# Which casts farther?



## wvsaltwaterjunky (May 23, 2011)

I am looking to get a new distance casting reel and am looking at the Daiwa Sealine-x Series and the Abu Garcia 7000i c3 ct Mag. Does anyone have an opinion on which of these reels casts the farthest and which might be the better choice for long distance casting from the beach with a 12 foot rod and 20# mono throwing 6 and bait?


----------



## fish bucket (Dec 5, 2002)

of those 2 the daiwa would be the better choice.
but a penn mag 525 or penn squall would be an even better choice.


----------



## ncsharkman (Mar 12, 2011)

U have both and the abu will cast farther with less blow ups, the sealine however, is a reel that requires almost no maintainance. you have to keep the abus very clean!


----------



## OBXLOCAL (Dec 23, 2010)

I have been beach fishing for only a short part of my life. since gas prices went out of site and boats cost alot to run. pretty much only the last couple of years. My first conventional ever was the sealinex30 just 6 months ago and thanks to tommys videos and a one on one phone call with him {very nice guy} I have a tica 12' and can get to 300' with 6 n bait when the stars align, every 5 casts or so. I hope i'll get better. just trying to say that the brakes {different settings} that the sealine offers have really helped me progress. I read alot on here and most would say the mag reels are better. For the price and me being a beginner in the distance casting dept. I am happy with the sealine.


----------



## Flytyingguy1 (Sep 8, 2009)

Look at all the Tournment caster. All they use are Abu's. That's got to tell you something!


----------



## AbuMike (Sep 3, 2007)

Flytyingguy1 said:


> Look at all the Tournment caster. All they use are Abu's. That's got to tell you something!

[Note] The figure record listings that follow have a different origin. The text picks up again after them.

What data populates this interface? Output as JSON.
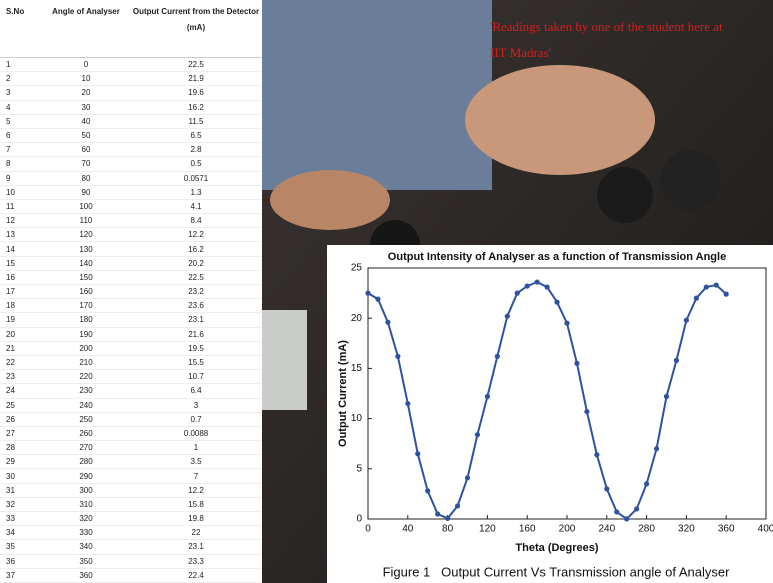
{
  "table": {
    "headers": [
      "S.No",
      "Angle of Analyser",
      "Output Current from the Detector (mA)"
    ],
    "rows": [
      [
        "1",
        "0",
        "22.5"
      ],
      [
        "2",
        "10",
        "21.9"
      ],
      [
        "3",
        "20",
        "19.6"
      ],
      [
        "4",
        "30",
        "16.2"
      ],
      [
        "5",
        "40",
        "11.5"
      ],
      [
        "6",
        "50",
        "6.5"
      ],
      [
        "7",
        "60",
        "2.8"
      ],
      [
        "8",
        "70",
        "0.5"
      ],
      [
        "9",
        "80",
        "0.0571"
      ],
      [
        "10",
        "90",
        "1.3"
      ],
      [
        "11",
        "100",
        "4.1"
      ],
      [
        "12",
        "110",
        "8.4"
      ],
      [
        "13",
        "120",
        "12.2"
      ],
      [
        "14",
        "130",
        "16.2"
      ],
      [
        "15",
        "140",
        "20.2"
      ],
      [
        "16",
        "150",
        "22.5"
      ],
      [
        "17",
        "160",
        "23.2"
      ],
      [
        "18",
        "170",
        "23.6"
      ],
      [
        "19",
        "180",
        "23.1"
      ],
      [
        "20",
        "190",
        "21.6"
      ],
      [
        "21",
        "200",
        "19.5"
      ],
      [
        "22",
        "210",
        "15.5"
      ],
      [
        "23",
        "220",
        "10.7"
      ],
      [
        "24",
        "230",
        "6.4"
      ],
      [
        "25",
        "240",
        "3"
      ],
      [
        "26",
        "250",
        "0.7"
      ],
      [
        "27",
        "260",
        "0.0088"
      ],
      [
        "28",
        "270",
        "1"
      ],
      [
        "29",
        "280",
        "3.5"
      ],
      [
        "30",
        "290",
        "7"
      ],
      [
        "31",
        "300",
        "12.2"
      ],
      [
        "32",
        "310",
        "15.8"
      ],
      [
        "33",
        "320",
        "19.8"
      ],
      [
        "34",
        "330",
        "22"
      ],
      [
        "35",
        "340",
        "23.1"
      ],
      [
        "36",
        "350",
        "23.3"
      ],
      [
        "37",
        "360",
        "22.4"
      ]
    ]
  },
  "overlay_text": "'Readings taken by one of the student here at IIT Madras'",
  "chart_data": {
    "type": "line",
    "title": "Output Intensity of Analyser as a function of Transmission Angle",
    "x_label": "Theta (Degrees)",
    "y_label": "Output Current (mA)",
    "color": "#2f52a0",
    "x": [
      0,
      10,
      20,
      30,
      40,
      50,
      60,
      70,
      80,
      90,
      100,
      110,
      120,
      130,
      140,
      150,
      160,
      170,
      180,
      190,
      200,
      210,
      220,
      230,
      240,
      250,
      260,
      270,
      280,
      290,
      300,
      310,
      320,
      330,
      340,
      350,
      360
    ],
    "values": [
      22.5,
      21.9,
      19.6,
      16.2,
      11.5,
      6.5,
      2.8,
      0.5,
      0.0571,
      1.3,
      4.1,
      8.4,
      12.2,
      16.2,
      20.2,
      22.5,
      23.2,
      23.6,
      23.1,
      21.6,
      19.5,
      15.5,
      10.7,
      6.4,
      3,
      0.7,
      0.0088,
      1,
      3.5,
      7,
      12.2,
      15.8,
      19.8,
      22,
      23.1,
      23.3,
      22.4
    ],
    "xlim": [
      0,
      400
    ],
    "xticks": [
      0,
      40,
      80,
      120,
      160,
      200,
      240,
      280,
      320,
      360,
      400
    ],
    "ylim": [
      0,
      25
    ],
    "yticks": [
      0,
      5,
      10,
      15,
      20,
      25
    ]
  },
  "caption": "Figure 1   Output Current Vs Transmission angle of Analyser"
}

Sorry but your statement has no bearing here between these 2 reels. I have had and fished both and the 7000mag is a POS compared to the Daiwa....Well it's just a POS.......


----------



## flathead (Dec 18, 2003)

If you want a long distance " fishing " reel that is a " low maintenance tank " with a great drag and enough line capacity to land cobia from the beach,then the Sealine 30SHV is the better choice.


----------



## rattler (Jul 3, 2004)

wvsaltwaterjunky said:


> I am looking to get a new distance casting reel and am looking at the Daiwa Sealine-x Series and the Abu Garcia 7000i c3 ct Mag. Does anyone have an opinion on which of these reels casts the farthest and which might be the better choice for long distance casting from the beach with a 12 foot rod and 20# mono throwing 6 and bait?


I would say the ABU. I do like the 525 mag. 15lb/17lb. jmo


----------